The cost of a dental bridge depends on the type of bridge and how many teeth are involved. Traditional or cantilever bridges have a false tooth (pontics) supported by crowns cemented to the backs of the adjacent teeth on each side. Resin-bonded bridges have a metal or porcelain framework, often with wings on only one side, that fuses to the backs of the abutment teeth.
Like dental implants, bridges can be costly, but they are an effective treatment for people who have healthy, strong teeth surrounding the gap and do not clench or grind their teeth. Many dental insurance plans cover part of the cost of a bridge, and you can use a flexible spending account or health savings account to pay for part of your treatment.
Orthodontic treatment, or braces, are one of the most expensive dental treatments. Without insurance, it can cost at least $3,000 and require regular monthly visits for the appliance to be adjusted.
While routine and preventive care are almost always covered by insurance, the costs of other procedures can add up quickly. Consider setting aside pretax money in a flexible spending account, health savings account or medical savings account to help offset these costs.

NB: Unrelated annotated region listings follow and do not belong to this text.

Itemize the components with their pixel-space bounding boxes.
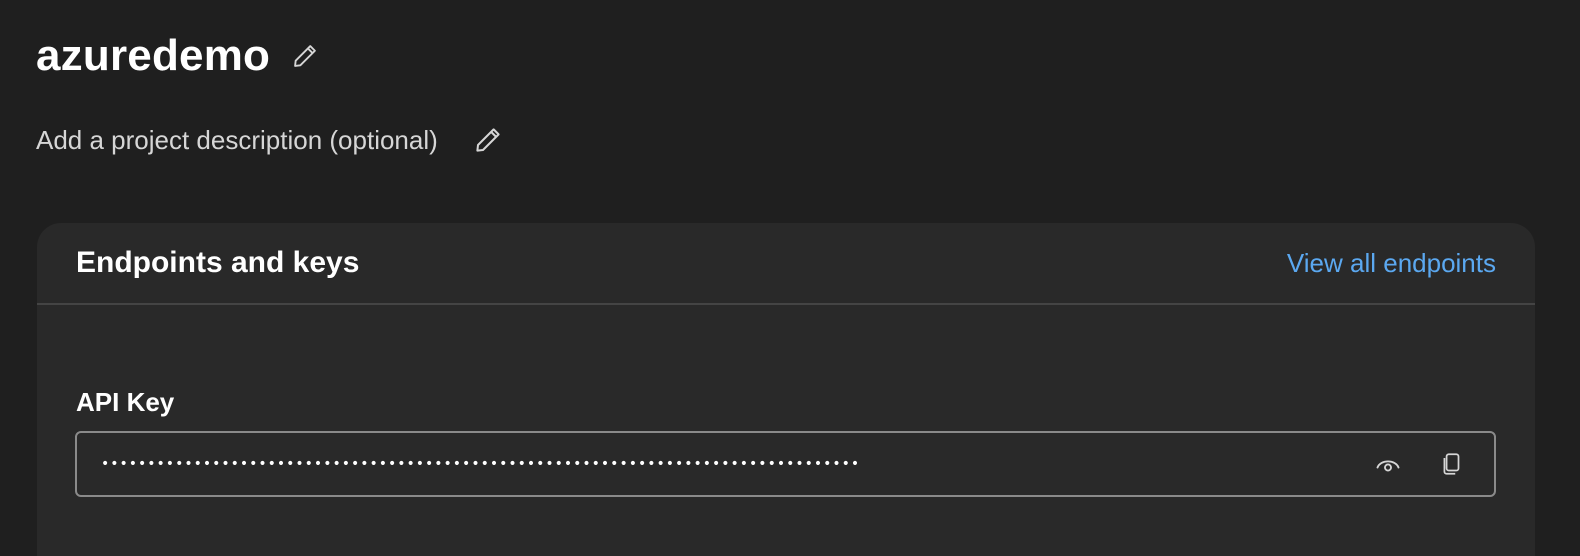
project-description-placeholder: Add a project description (optional)	[36, 125, 438, 155]
project-description-row: Add a project description (optional)	[36, 120, 504, 160]
show-key-button[interactable]	[1370, 446, 1406, 482]
view-all-endpoints-link[interactable]: View all endpoints	[1287, 248, 1496, 279]
project-overview-page: azuredemo Add a project description (opt…	[0, 0, 1580, 556]
project-header: azuredemo	[36, 28, 320, 84]
pencil-icon	[294, 45, 316, 67]
api-key-label: API Key	[76, 387, 175, 417]
api-key-masked-value[interactable]: ••••••••••••••••••••••••••••••••••••••••…	[101, 456, 1370, 472]
edit-title-button[interactable]	[290, 40, 320, 72]
edit-description-button[interactable]	[472, 124, 504, 156]
card-header: Endpoints and keys View all endpoints	[37, 223, 1535, 305]
copy-key-button[interactable]	[1434, 446, 1470, 482]
project-title: azuredemo	[36, 31, 271, 80]
copy-icon	[1443, 453, 1460, 475]
pencil-icon	[476, 128, 500, 152]
card-title: Endpoints and keys	[76, 246, 360, 279]
api-key-field[interactable]: ••••••••••••••••••••••••••••••••••••••••…	[75, 431, 1496, 497]
eye-icon	[1376, 460, 1400, 472]
endpoints-keys-card: Endpoints and keys View all endpoints AP…	[37, 223, 1535, 556]
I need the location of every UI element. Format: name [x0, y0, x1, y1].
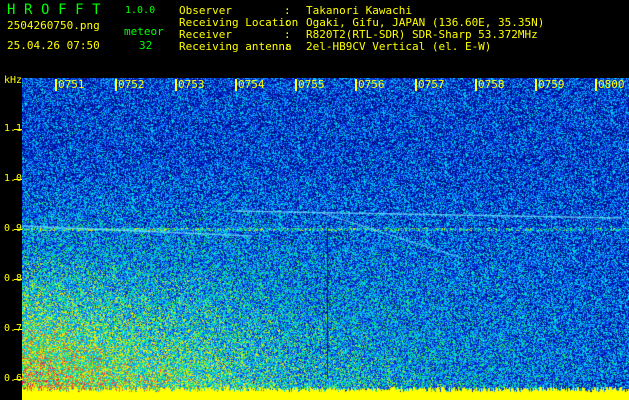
antenna-separator: :	[284, 40, 291, 53]
y-tick-mark	[14, 279, 22, 280]
x-tick-mark	[475, 79, 477, 91]
header-panel: HROFFT 1.0.0 2504260750.png 25.04.26 07:…	[0, 0, 629, 76]
x-tick-label: 0758	[478, 78, 505, 91]
y-tick-mark	[14, 229, 22, 230]
y-tick-mark	[14, 179, 22, 180]
y-tick-mark	[14, 129, 22, 130]
image-datetime: 25.04.26 07:50	[7, 39, 100, 52]
meteor-count-value: 32	[139, 39, 153, 52]
x-tick-mark	[355, 79, 357, 91]
x-tick-mark	[175, 79, 177, 91]
y-axis-unit: kHz	[3, 75, 22, 86]
app-version: 1.0.0	[125, 5, 156, 16]
x-tick-label: 0757	[418, 78, 445, 91]
x-tick-mark	[415, 79, 417, 91]
meteor-count-label: meteor	[124, 25, 164, 38]
antenna-label: Receiving antenna	[179, 40, 292, 53]
x-tick-mark	[595, 79, 597, 91]
y-tick-mark	[14, 329, 22, 330]
x-tick-mark	[295, 79, 297, 91]
x-tick-mark	[55, 79, 57, 91]
image-filename: 2504260750.png	[7, 19, 100, 32]
app-name: HROFFT	[7, 2, 110, 18]
x-tick-label: 0753	[178, 78, 205, 91]
x-tick-label: 0755	[298, 78, 325, 91]
x-tick-mark	[535, 79, 537, 91]
x-tick-label: 0800	[598, 78, 625, 91]
x-tick-label: 0752	[118, 78, 145, 91]
x-tick-mark	[235, 79, 237, 91]
spectrogram-canvas	[22, 78, 629, 400]
x-tick-label: 0756	[358, 78, 385, 91]
x-tick-mark	[115, 79, 117, 91]
y-tick-mark	[14, 379, 22, 380]
antenna-value: 2el-HB9CV Vertical (el. E-W)	[306, 40, 492, 53]
x-tick-label: 0759	[538, 78, 565, 91]
x-tick-label: 0751	[58, 78, 85, 91]
x-tick-label: 0754	[238, 78, 265, 91]
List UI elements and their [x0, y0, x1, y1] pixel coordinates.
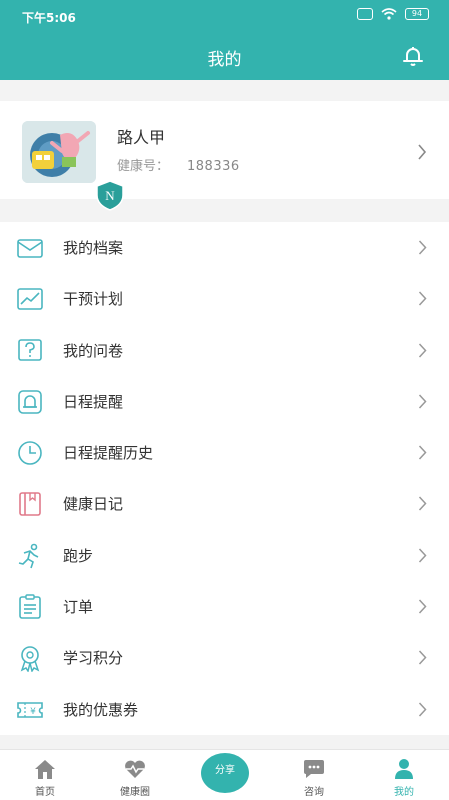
question-icon [18, 338, 42, 361]
wifi-icon [381, 8, 397, 20]
runner-icon [18, 543, 39, 569]
menu-label: 跑步 [63, 546, 94, 565]
menu-label: 我的档案 [63, 239, 124, 257]
menu-item-running[interactable]: 跑步 [0, 530, 449, 581]
avatar[interactable]: N [22, 121, 124, 211]
menu-label: 日程提醒历史 [63, 444, 154, 463]
tab-mine[interactable]: 我的 [359, 750, 449, 800]
health-number: 健康号： 188336 [117, 155, 240, 174]
trend-chart-icon [17, 288, 43, 311]
tab-consult[interactable]: 咨询 [269, 750, 359, 800]
medal-icon [20, 646, 40, 673]
health-number-value: 188336 [187, 159, 240, 174]
menu-label: 日程提醒 [63, 392, 124, 411]
chevron-right-icon [418, 240, 427, 255]
user-name: 路人甲 [117, 128, 166, 147]
menu-item-profile[interactable]: 我的档案 [0, 222, 449, 273]
tab-health-circle[interactable]: 健康圈 [90, 750, 180, 800]
order-list-icon [19, 594, 41, 619]
svg-text:¥: ¥ [30, 707, 36, 717]
menu-item-points[interactable]: 学习积分 [0, 632, 449, 683]
chevron-right-icon [418, 343, 427, 358]
chat-icon [304, 760, 324, 778]
status-time: 下午5:06 [22, 11, 76, 25]
health-number-label: 健康号： [117, 159, 170, 174]
tab-home[interactable]: 首页 [0, 750, 90, 800]
chevron-right-icon [418, 394, 427, 409]
menu-item-plan[interactable]: 干预计划 [0, 273, 449, 324]
chevron-right-icon [418, 445, 427, 460]
tab-label: 健康圈 [120, 787, 150, 798]
menu-label: 我的优惠券 [63, 700, 139, 719]
person-icon [395, 759, 413, 779]
chevron-right-icon [418, 650, 427, 665]
chevron-right-icon [418, 548, 427, 563]
menu-list: 我的档案 干预计划 我的问卷 日程提醒 日程提醒历史 健康日记 跑步 订单 学习… [0, 222, 449, 735]
envelope-icon [17, 239, 43, 258]
menu-item-questionnaire[interactable]: 我的问卷 [0, 325, 449, 376]
share-button[interactable]: 分享 [201, 753, 249, 793]
menu-item-orders[interactable]: 订单 [0, 581, 449, 632]
menu-item-diary[interactable]: 健康日记 [0, 478, 449, 529]
bell-icon [18, 390, 42, 414]
menu-item-coupons[interactable]: ¥ 我的优惠券 [0, 684, 449, 735]
status-bar: 下午5:06 94 [0, 0, 449, 32]
chevron-right-icon [418, 599, 427, 614]
top-bar: 我的 [0, 32, 449, 80]
bell-icon[interactable] [401, 44, 425, 68]
tab-label: 我的 [394, 787, 414, 798]
profile-card[interactable]: N [0, 101, 449, 211]
clock-icon [18, 441, 42, 465]
chevron-right-icon[interactable] [417, 144, 427, 160]
menu-item-schedule-history[interactable]: 日程提醒历史 [0, 427, 449, 478]
chevron-right-icon [418, 702, 427, 717]
coupon-icon: ¥ [17, 701, 43, 718]
page-title: 我的 [207, 50, 242, 70]
svg-text:N: N [105, 188, 115, 203]
battery-icon: 94 [405, 8, 429, 20]
shield-badge-icon: N [96, 180, 124, 211]
menu-label: 健康日记 [63, 495, 124, 514]
menu-label: 学习积分 [63, 649, 124, 668]
menu-item-schedule[interactable]: 日程提醒 [0, 376, 449, 427]
menu-label: 干预计划 [63, 290, 124, 309]
system-icons: 94 [357, 8, 429, 20]
menu-label: 订单 [63, 598, 94, 617]
book-icon [19, 492, 41, 517]
chevron-right-icon [418, 496, 427, 511]
menu-label: 我的问卷 [63, 341, 124, 360]
heart-pulse-icon [125, 760, 145, 778]
avatar-image [22, 121, 96, 183]
sim-icon [357, 8, 373, 20]
chevron-right-icon [418, 291, 427, 306]
tab-label: 咨询 [304, 787, 324, 798]
tab-label: 首页 [35, 787, 55, 798]
home-icon [35, 760, 55, 779]
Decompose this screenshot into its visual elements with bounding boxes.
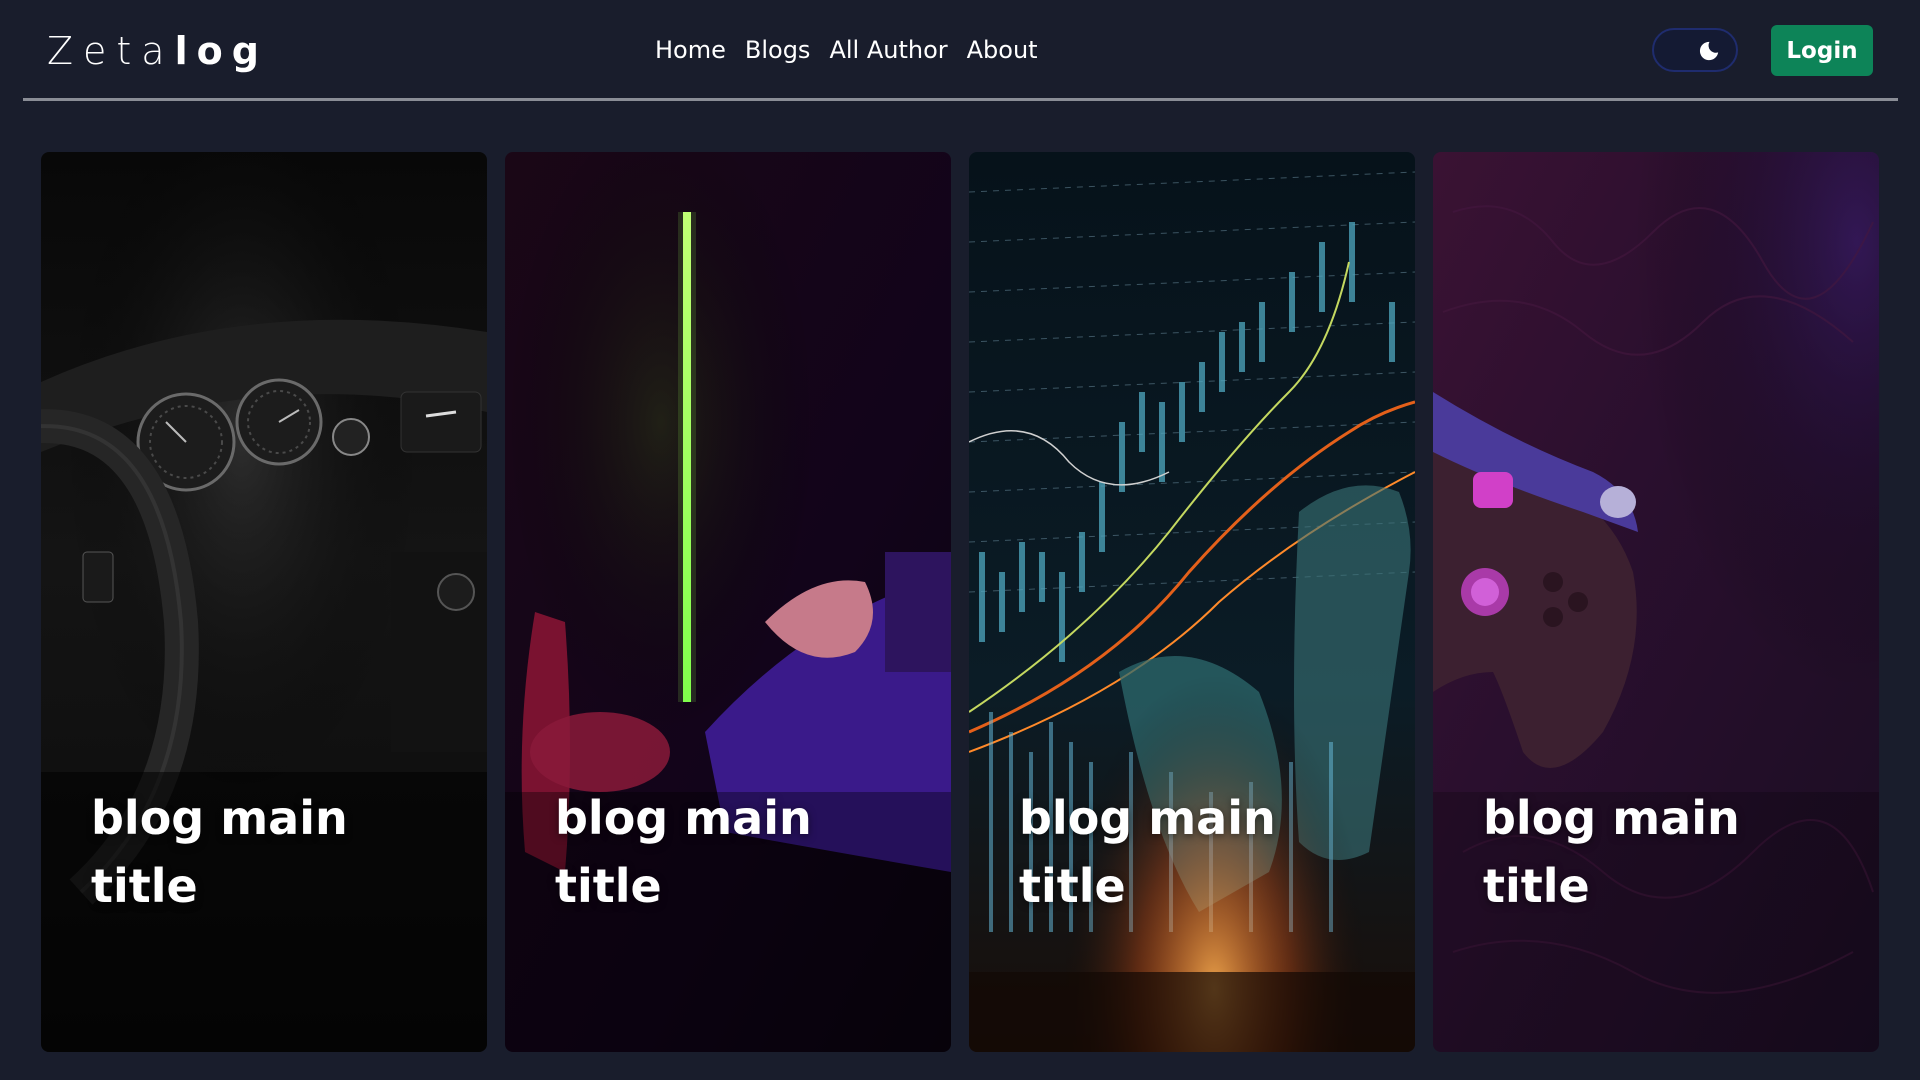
nav-links: Home Blogs All Author About — [655, 34, 1038, 66]
nav-link-home[interactable]: Home — [655, 34, 726, 66]
blog-card[interactable]: blog main title — [969, 152, 1415, 1052]
blog-card[interactable]: blog main title — [1433, 152, 1879, 1052]
theme-toggle[interactable] — [1652, 28, 1738, 72]
logo-text-bold: log — [174, 29, 268, 73]
logo-text-light: Zeta — [47, 29, 175, 73]
card-title: blog main title — [1483, 791, 1740, 913]
moon-icon — [1699, 41, 1719, 61]
card-title: blog main title — [91, 791, 348, 913]
navbar: Zetalog Home Blogs All Author About Logi… — [0, 0, 1920, 101]
card-title: blog main title — [555, 791, 812, 913]
navbar-divider — [23, 98, 1898, 101]
nav-link-blogs[interactable]: Blogs — [745, 34, 811, 66]
blog-card[interactable]: blog main title — [505, 152, 951, 1052]
nav-link-about[interactable]: About — [967, 34, 1038, 66]
blog-card[interactable]: blog main title — [41, 152, 487, 1052]
login-button[interactable]: Login — [1771, 25, 1873, 76]
site-logo[interactable]: Zetalog — [47, 28, 268, 74]
nav-link-all-author[interactable]: All Author — [829, 34, 947, 66]
blog-cards: blog main title blog main title blog mai… — [41, 152, 1879, 1052]
card-title: blog main title — [1019, 791, 1276, 913]
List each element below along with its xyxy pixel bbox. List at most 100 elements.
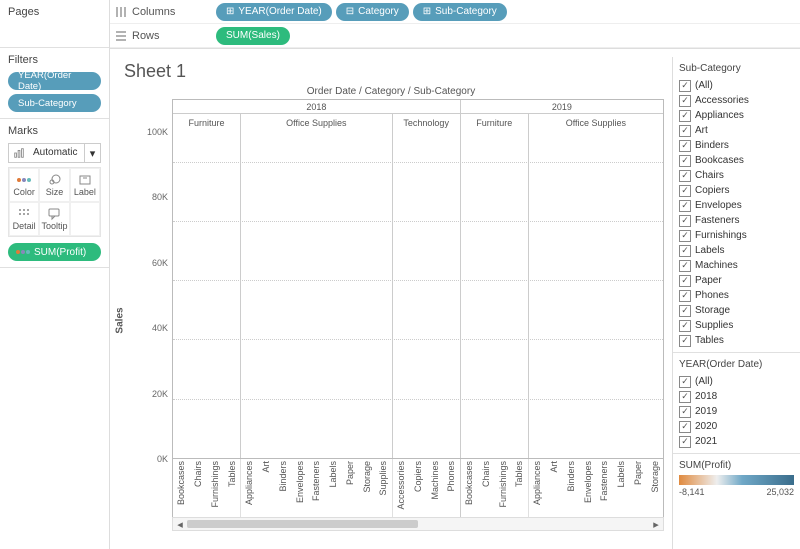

Dental insurance is available through employers or in the individual marketplace. Its annual maximums, deductibles and copayments vary by plan type. Some plans are categorized by metal level, similar to health insurance. Premiums can be high for gold-tier plans, but they also tend to offer more comprehensive coverage. Compare a number of different policies to find the best deal. Also, consider grouping multiple procedures into a single year to avoid exceeding the annual maximum.